The weather was atrocious here last night though and we had to walk home in the rain and wind. I always like to walk home after drinking, it clears my head and sobers me up, so I don't go to bed with my head spinning. That's a sure fire recipe for barfarama! I don't know why but I seem to have dyslexic typing skills today, I think I'm still slightly intoxicated!

Saturday, 18 August 2007

The Importance Of Being Occupied!


Sometime back I realised that there is a trait common to all my family, or at least my father, myself, my brother and my two kids. The fact is that all of us are unable to sit for any length of time doing nothing. We need to be occupied all the time, but it gets worse. I first noticed in myself and now see it in the rest of my family, that we also don't like to be doing one particular thing for too long either. That is, we rapidly lose interst in something, and divert our attention elsewhere.
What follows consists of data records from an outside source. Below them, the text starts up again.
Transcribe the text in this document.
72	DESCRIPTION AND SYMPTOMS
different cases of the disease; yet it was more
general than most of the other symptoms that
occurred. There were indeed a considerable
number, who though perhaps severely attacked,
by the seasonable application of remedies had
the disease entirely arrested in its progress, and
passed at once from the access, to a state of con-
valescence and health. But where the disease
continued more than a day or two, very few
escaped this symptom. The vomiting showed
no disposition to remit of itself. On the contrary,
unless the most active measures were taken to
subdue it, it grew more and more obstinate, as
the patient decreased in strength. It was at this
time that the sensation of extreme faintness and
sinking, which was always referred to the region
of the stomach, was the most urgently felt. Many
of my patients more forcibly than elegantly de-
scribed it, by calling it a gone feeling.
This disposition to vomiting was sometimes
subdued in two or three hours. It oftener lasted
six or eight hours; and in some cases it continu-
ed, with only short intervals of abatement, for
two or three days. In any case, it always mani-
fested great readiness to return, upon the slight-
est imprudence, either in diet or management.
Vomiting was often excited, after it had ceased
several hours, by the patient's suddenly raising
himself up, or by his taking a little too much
Obviously, this characteristic is a double-edged sword. Doing something is clearly more productive in doing nothing and my brain needs constant stimulation, that much is true. However, when placed in a working environment, particularly where a large degree of repetitive behaviour was required... well, you can imagine how claustraphobic I felt. The only real surprise was that I stuck it for so long. That was because I had a family! When I was single and with no committments, I found it very difficult to see things through, but I've trained myself now I believe, to do what I have to do!

Yes, it's not easy when you need constant mental stimulation and this trait becomes even more apparent when on holiday. I find sitting at the pool or on the beach, almost akin to mental torture. Two hours on a deck-chair without a book or magazine and I'm crawling up the walls. I just hope that teaching will bring me the sort of challenge and fulfillment I need!